Fair compétition et innovation

Le maître-mot ? La « fair compétition » (compétition équitable) et même le « level plane field » (terrain de jeu équilibré), avec les regards tournés vers l'Europe. « Aujourd'hui, il ne faut, non pas s'inquiéter que deux grandes sociétés s'allient (NDLR : référence à l'intégration du canadien Bombardier par le français Alstom, dont le premier projet de fusion a été retoqué par la Commission européenne) mais plutôt de comment d'autres géants pourraient les faire disparaître », cingle Louis Nègre de la FIF.

Pour Amaury Jourdan de Thales, « la compétition internationale a toujours été forte, c'est le jeu. Sauf que l'Europe est orientée vers un standard et l'inter-opérabilité alors que ce n'est absolument pas le sujet en Chine. Il faut nous re-concentrer sur le made in France, s'appuyer sur notre écosystème absolument fantastique et trouver des sujets spécifiques comme la desserte des fines lignes du territoire pour innover ».

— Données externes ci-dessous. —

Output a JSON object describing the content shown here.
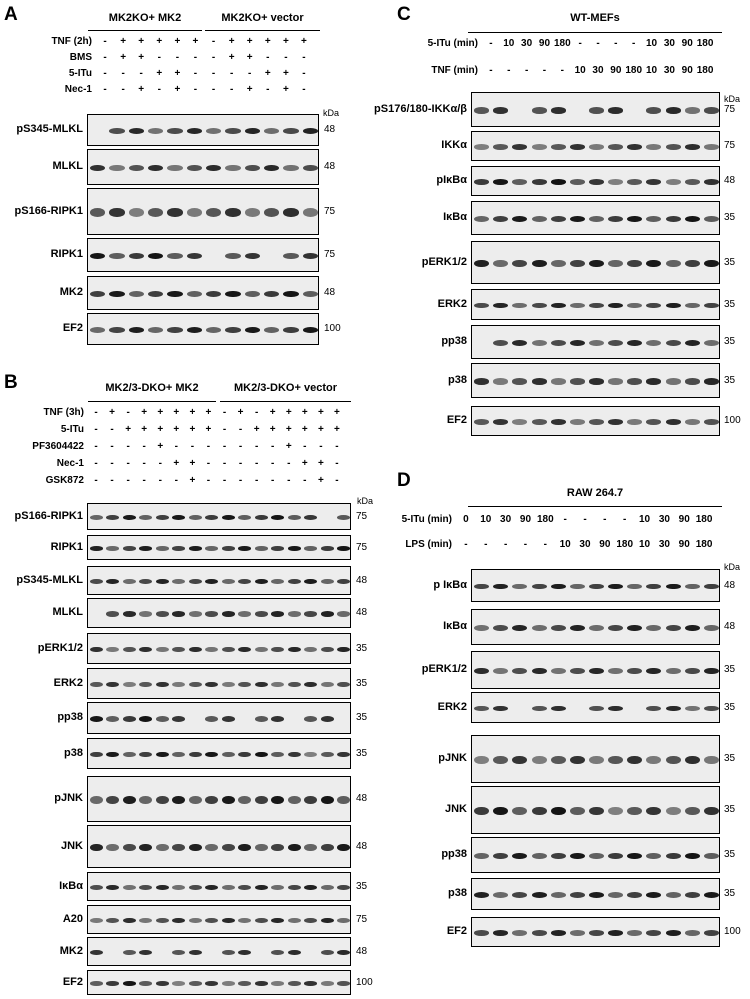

Dans cet écosystème, se trouve justement Railenium, émanation du pôle de compétitivité à vocation mondiale I-Trans. « Railenium explore principalement trois thèmes train autonome, les essais, la digitalisation et maintenance prédictive, mais il y a encore trop de travail en circuit fermé », commente Bernard Schaer, le président de cet Institut de Recherche Technologique (IRT). Dans ce cadre, le CORIFER me semble être un outil essentiel, pour être force proposition mais aussi faire un pas en avant majeur, sorte de maison commune de l'innovation ». En mettant justement en place des échanges structurés, réguliers et récurrents.